9 settembre 2005
"Leaving New York is never easy"; ormai le mille luci di New York sono alle spalle, è tempo di Hawaii!
Il volo diretto Newark-Honolulu (Continental anche questo) dura ben undici ore, ma ci pensano un bambino posseduto (furiosamente determinato a scardinare il sedile di chi gli stava davanti nell'aereo, ovvero mia moglie.....) e un indiano petomane (che pure se la rideva ad ogni tanfata!) ad allietarci la trasvolata.... fanculo ad entrambi!
Appena mettiamo piede ad Honolulu si respira subito un'aria nuova (indiani a parte!): qui l'atmosfera è più calma, rilassata; il motto locale (Valido a Maui, ma non solo...) è "EAT, DRINK AND BE MAUI" traducibile con un bel "mangio, bevo e me ne fotto". Niente più poliziotti incazzati e gente sclerata, così comuni a New York, qui tutti se la prendono comoda senza affaticarsi troppo.
10 settembre 2005
Dopo aver pernottato a Waikiki, la mattina dopo prendiamo un volo interno e atterriamo a Kona, sulla costa occidentale della Grande Isola; affittiamo un'auto: per qualche strano motivo i tipi della Hertz ci appioppano una mostruosa e ingordissima Pontiac Grand Prix GT una berlina, ovviamente a benzina, da 3800 cc (sì, 3800 cc) e 260 cavalli (sì, 260 cavalli), perchè affittino un simile missile in un'isola dove il limite massimo di velocità è 80 all'ora (sì, 80 all'ora) resta un mistero....mah!

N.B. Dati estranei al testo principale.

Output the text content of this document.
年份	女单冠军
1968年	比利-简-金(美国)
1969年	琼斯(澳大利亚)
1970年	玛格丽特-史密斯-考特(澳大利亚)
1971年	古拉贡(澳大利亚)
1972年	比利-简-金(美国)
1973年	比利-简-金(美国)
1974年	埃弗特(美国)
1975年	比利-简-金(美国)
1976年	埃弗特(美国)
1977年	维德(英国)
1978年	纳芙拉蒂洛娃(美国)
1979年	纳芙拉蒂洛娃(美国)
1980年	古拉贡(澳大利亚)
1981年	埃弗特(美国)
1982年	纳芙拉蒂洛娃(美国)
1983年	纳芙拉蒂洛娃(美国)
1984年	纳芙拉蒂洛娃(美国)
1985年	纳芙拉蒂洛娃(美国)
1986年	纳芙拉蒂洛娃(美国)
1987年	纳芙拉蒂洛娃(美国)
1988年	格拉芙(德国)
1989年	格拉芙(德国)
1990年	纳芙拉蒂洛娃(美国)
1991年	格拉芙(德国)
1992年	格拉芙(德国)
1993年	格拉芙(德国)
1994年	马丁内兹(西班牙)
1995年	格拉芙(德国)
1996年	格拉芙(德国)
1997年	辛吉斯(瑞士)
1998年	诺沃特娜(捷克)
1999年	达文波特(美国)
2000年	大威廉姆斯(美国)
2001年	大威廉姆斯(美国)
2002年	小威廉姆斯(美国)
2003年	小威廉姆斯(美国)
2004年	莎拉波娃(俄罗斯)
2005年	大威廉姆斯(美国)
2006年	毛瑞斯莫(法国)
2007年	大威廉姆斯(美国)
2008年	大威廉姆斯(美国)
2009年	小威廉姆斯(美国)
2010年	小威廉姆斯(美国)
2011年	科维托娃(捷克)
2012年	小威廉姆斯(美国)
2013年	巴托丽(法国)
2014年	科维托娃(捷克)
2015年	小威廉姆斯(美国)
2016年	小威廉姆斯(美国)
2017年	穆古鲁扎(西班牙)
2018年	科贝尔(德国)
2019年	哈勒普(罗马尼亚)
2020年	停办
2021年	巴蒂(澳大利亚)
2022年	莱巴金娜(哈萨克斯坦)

A bordo di 'sto mostro che consuma come un camion ci dirigiamo alla volta dell'Hotel, l'Outrigger Keahou Beach Resort nella cittadina di Kona.
Lungo la strada abbiamo il primo assaggio della natura hawaiiana: in pochi chilometri passiamo dalle distese di verde al paesaggio lunare delle colate laviche più recenti; avanzando verso sud notiamo sulla nostra destra una 'collinetta' perennemente avvolta dalle nuvole: Il vulcano Mauna Loa che con i suoi 4000 metri e passa domina questa parte dell'isola.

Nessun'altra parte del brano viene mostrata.